Sr. Andrea began her regular visits to the Bedford Hills Correctional Facility for Women, Taconic Correctional Facility, and Rikers Island in 1985. She brought kids as young as three and into their teen years to the prisons to visit their mothers. “We brought the children up there for visits to connect, make sure the families kept in touch,” she said. In the office, Sr. Andrea provided counseling and group therapy for the guardians caring for the children and play therapy for the children.
In addition to her Monday-Friday work, Sister Andrea engaged in what she calls “a little volunteer work.” Buses arrived at 125th Street in Manhattan on Sunday mornings to provide transportation to those visiting the prisons. Sister Andrea became aware that families often missed the buses because of the reduced weekend schedules on public transportation. She and a small band of sisters arrived with cars at 125th Street to offer rides to those who missed the 9 a.m. bus departures. “The trip home,” she recalls, “was more difficult after the kids were separated from their mothers. My car was always filled with tears all the way back to the city.”
Sr. Andrea later worked as a trauma specialist in the Crime Victim Treatment Center at St. Luke-Roosevelt Hospital in Manhattan. For 16 years, she provided trauma treatment for survivors of rape, incest, battering, and other violent crimes, as well as play therapy for children who had witnessed domestic violence. From 1991 to 2018, Sr. Andrea lived and volunteered at Fox House, the Sisters of Charity ministry for homeless women with children.

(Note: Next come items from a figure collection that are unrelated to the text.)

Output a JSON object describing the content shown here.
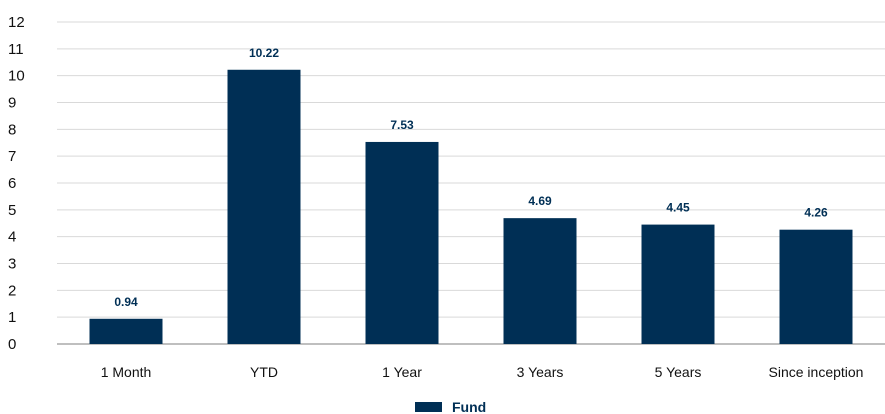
{
  "chart_data": {
    "type": "bar",
    "categories": [
      "1 Month",
      "YTD",
      "1 Year",
      "3 Years",
      "5 Years",
      "Since inception"
    ],
    "series": [
      {
        "name": "Fund",
        "values": [
          0.94,
          10.22,
          7.53,
          4.69,
          4.45,
          4.26
        ],
        "color": "#002f55"
      }
    ],
    "data_labels": [
      "0.94",
      "10.22",
      "7.53",
      "4.69",
      "4.45",
      "4.26"
    ],
    "y_ticks": [
      "0",
      "1",
      "2",
      "3",
      "4",
      "5",
      "6",
      "7",
      "8",
      "9",
      "10",
      "11",
      "12"
    ],
    "ylim": [
      0,
      12
    ],
    "grid": true,
    "gridline_color": "#d9d9d9",
    "baseline_color": "#bfbfbf",
    "legend": {
      "position": "bottom-center",
      "label": "Fund"
    },
    "title": "",
    "xlabel": "",
    "ylabel": ""
  }
}
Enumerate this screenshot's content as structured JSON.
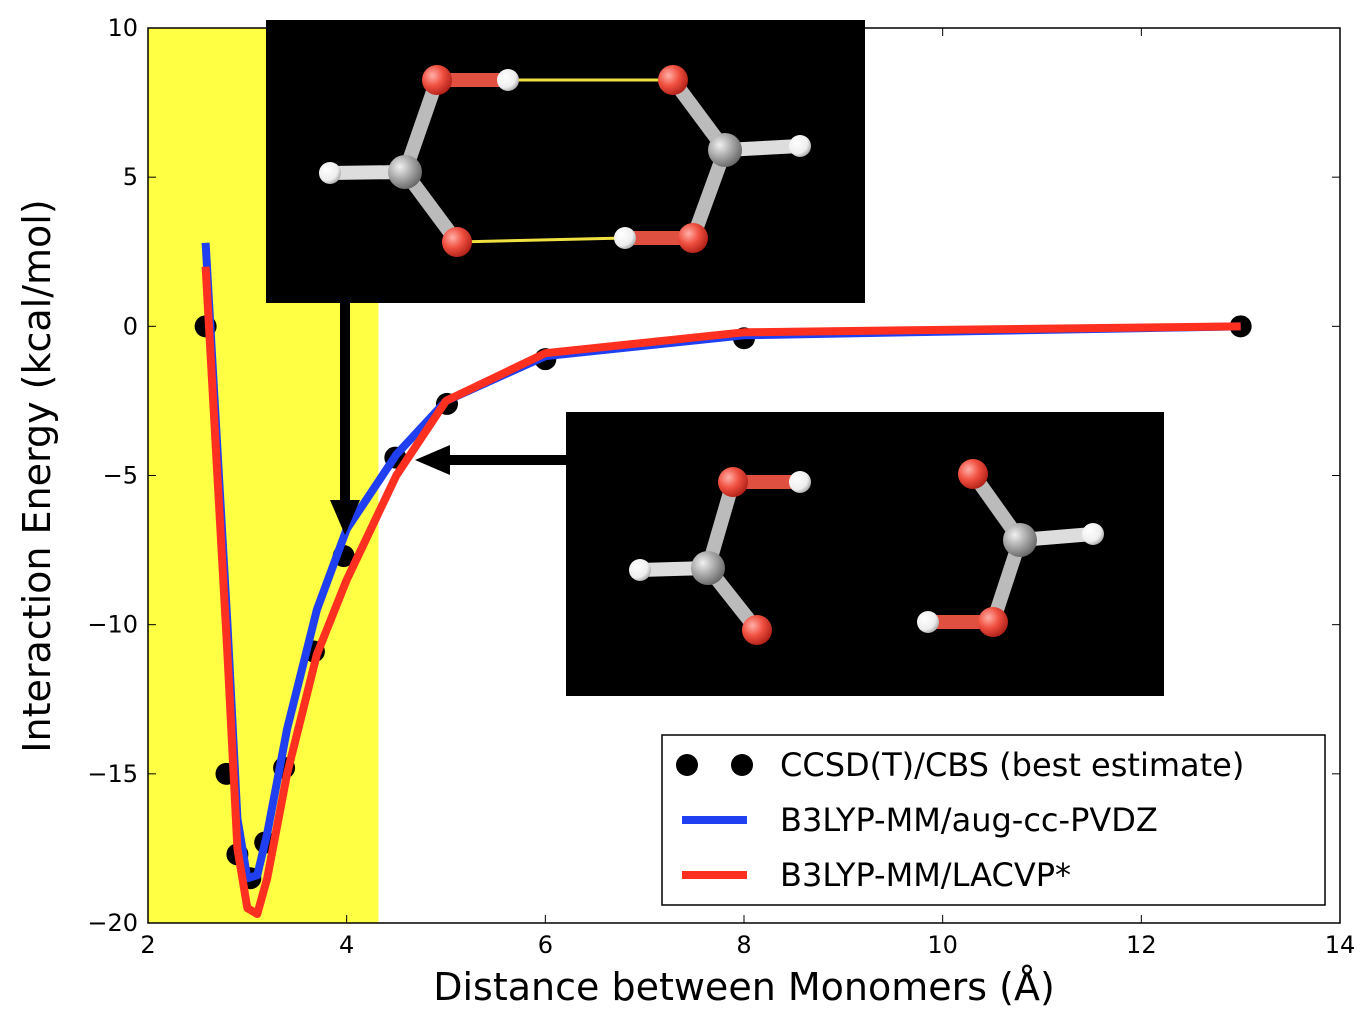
{
  "chart_data": {
    "type": "line",
    "xlabel": "Distance between Monomers (Å)",
    "ylabel": "Interaction Energy (kcal/mol)",
    "xlim": [
      2,
      14
    ],
    "ylim": [
      -20,
      10
    ],
    "xticks": [
      2,
      4,
      6,
      8,
      10,
      12,
      14
    ],
    "yticks": [
      {
        "value": -20,
        "label": "−20"
      },
      {
        "value": -15,
        "label": "−15"
      },
      {
        "value": -10,
        "label": "−10"
      },
      {
        "value": -5,
        "label": "−5"
      },
      0,
      5,
      10
    ],
    "highlight": {
      "x": [
        2,
        4.32
      ],
      "color": "#ffff44"
    },
    "legend": "lower right",
    "series": [
      {
        "name": "CCSD(T)/CBS (best estimate)",
        "type": "scatter",
        "color": "#000000",
        "x": [
          2.58,
          2.79,
          2.9,
          3.03,
          3.18,
          3.37,
          3.67,
          3.97,
          4.49,
          5.01,
          6.0,
          8.0,
          13.0
        ],
        "values": [
          0,
          -15,
          -17.7,
          -18.5,
          -17.3,
          -14.8,
          -10.9,
          -7.7,
          -4.4,
          -2.6,
          -1.1,
          -0.4,
          0
        ]
      },
      {
        "name": "B3LYP-MM/aug-cc-PVDZ",
        "type": "line",
        "color": "#1f3ff0",
        "x": [
          2.58,
          2.8,
          2.9,
          3.0,
          3.1,
          3.2,
          3.4,
          3.7,
          4.0,
          4.5,
          5.0,
          6.0,
          8.0,
          13.0
        ],
        "values": [
          2.8,
          -10,
          -16.5,
          -18.5,
          -18.4,
          -17,
          -13.5,
          -9.5,
          -6.8,
          -4.3,
          -2.5,
          -1.0,
          -0.3,
          0
        ]
      },
      {
        "name": "B3LYP-MM/LACVP*",
        "type": "line",
        "color": "#ff3020",
        "x": [
          2.58,
          2.8,
          2.9,
          3.0,
          3.1,
          3.2,
          3.4,
          3.7,
          4.0,
          4.5,
          5.0,
          6.0,
          8.0,
          13.0
        ],
        "values": [
          2.0,
          -11,
          -17.5,
          -19.5,
          -19.7,
          -18.5,
          -15,
          -11,
          -8.5,
          -5,
          -2.5,
          -0.9,
          -0.2,
          0
        ]
      }
    ]
  }
}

Today Sr. Andrea continues her ministry of healing as a practicing psychotherapist and continues to engage in community life as a Sister of Charity. She is a member of the Sisters of Charity Ministry Network Board; the Saint Joseph Hospital Housing Board; and the Board of the Harlem Family Institute, from which she graduated in 1994. “As a board member I bring another dimension of diversity and a broader perspective, particularly related to the areas of work I have engaged in throughout my life.”
Several organizations have recognized Sr. Andrea for her groundbreaking work. She received the Harlem Family Institute Margaret Morgan Lawrence Award ( June 2000); the College of Mount Saint Vincent’s Elizabeth Seton Medal (May 2001); and the Archdiocese of New York Bakhita Woman of Faith and Service Award (February 2020), which acknowledged her “extraordinary work with survivors of domestic violence, sexual assault and other violent crimes.” She is presently a Commissioner of the Office of Black Ministry for the Archdiocese of New York.
Sr. Andrea experienced the kindness of sisters to people in need in her home country and came to New York as a young woman eager to do the same. For 59 years, she has selflessly served in ministries that drew on her incredible capacity for empathy to help bring healing to countless women and children. And her work continues. “My ministry with people on the margins is both a blessing and a sadness,” she said. “I continue to be sustained by my faith and by what I call my ‘God Place’ — where I find goodness, light and hope.”